Is there something wrong in general with the German model?

Hi all,

the main reason why I chose spaCy and Prodigy for my NLP tasks was that it seemed to be very well documented and - most important - came with german models and with prodigy had an excellent tool to train and improve these models.

I need NLP for Named Entity Recognition. My source texts are 20,000 press releases from which I need to extract the organizations, people and locations and in a later step the brands they are about.

These entities (plus other significant terms) will then be used as search terms in order to discover online articles that have been published on base of these press releases.

I've now had the time to experiment with spaCy and prodigy for several weeks and am very frustrated with the german model's NER accuracy.

Be it ORG, PERSON or LOC entity, out of the box it by far detects too many false positives.
For ORG entities, I'd say its predictions are correct in about 30% of the cases.

For the last three weeks I spent my time trying to retrain the ORG entity.
In the end I had generated about 20k annotated sentences with an equal percentage of accept and reject tasks.

After batch training the 'de_core_news_sm' model with these sentences I noticed a slight improvement. The calculated accuracy of the train process now shows 90 %. But from what I can see I'd say it is now correct in about half of the cases.

So I thought, instead of trying to retrain the small model why not start from scratch and create a new entity type.

Following honnibal's video tutorial at https://prodi.gy/docs/video-new-entity-type I did the following:

prodigy dataset ner_org_strict_seedterms "Seed terms for ORG_STRICT"
prodigy terms.teach ner_org_strict_seedterms de_core_news_md --seeds "Daimler, Volkswagen, Apple, Microsoft, BMW, AEG, IBM"

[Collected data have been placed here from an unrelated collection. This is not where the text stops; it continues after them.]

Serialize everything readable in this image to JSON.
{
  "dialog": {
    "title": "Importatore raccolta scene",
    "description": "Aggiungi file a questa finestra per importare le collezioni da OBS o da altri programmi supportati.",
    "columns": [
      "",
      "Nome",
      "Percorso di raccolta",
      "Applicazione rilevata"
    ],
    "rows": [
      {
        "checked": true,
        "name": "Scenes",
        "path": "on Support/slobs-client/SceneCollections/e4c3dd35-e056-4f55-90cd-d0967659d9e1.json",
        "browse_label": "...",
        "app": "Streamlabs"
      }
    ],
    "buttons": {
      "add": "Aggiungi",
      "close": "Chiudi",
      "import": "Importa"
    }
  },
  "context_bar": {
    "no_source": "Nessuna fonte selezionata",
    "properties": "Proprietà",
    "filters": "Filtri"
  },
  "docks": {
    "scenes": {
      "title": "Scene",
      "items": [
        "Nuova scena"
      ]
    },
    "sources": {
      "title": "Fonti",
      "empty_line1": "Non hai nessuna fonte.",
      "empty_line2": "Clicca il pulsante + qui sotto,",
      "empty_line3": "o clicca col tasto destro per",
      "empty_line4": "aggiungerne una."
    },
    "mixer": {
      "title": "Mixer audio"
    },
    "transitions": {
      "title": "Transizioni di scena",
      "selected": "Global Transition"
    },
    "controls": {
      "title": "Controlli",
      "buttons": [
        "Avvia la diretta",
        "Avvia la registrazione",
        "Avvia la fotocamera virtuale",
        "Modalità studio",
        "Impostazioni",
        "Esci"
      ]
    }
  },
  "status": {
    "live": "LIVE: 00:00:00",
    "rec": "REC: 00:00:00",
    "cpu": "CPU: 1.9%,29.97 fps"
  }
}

When entering the prodigy app I got presented with the following suggestions:
empty, elephant, unknown, apple, tree, soda, greedy, dip, jumping, berry, slam, lemon .....

Well, these words don't exactly look as if they are German. And being german, I guess I should now.

Guys, are you sure that the german model that comes with spaCy has been trained on the right wikipedia corpus?

The models we distribute for spaCy are limited by what training data is available. We've paid licensing fees to get better data for the English parsing and NER data, and somewhat better data for German dependencies. We distribute these models for free, just as we've made the spaCy library free.

However, no resources are available for us to license for German NER --- so we haven't even had the option to buy better data for German. The same is true for the NER data for most of the other languages.

In order to provide some sort of free NER model for German, we've had to use annotations derived from Wikipedia text semi-automatically. We've tried to note that this is unideal in the docs:

Because the model is trained on Wikipedia, it may perform inconsistently on many genres, such as social media text. The NER accuracy refers to the "silver standard" annotations in the WikiNER corpus. Accuracy on these annotations tends to be higher than correct human annotations.

So, I hope you can understand why the free German models we distribute are unideal. That said, you should definitely be able to train an improved model on your data using Prodigy.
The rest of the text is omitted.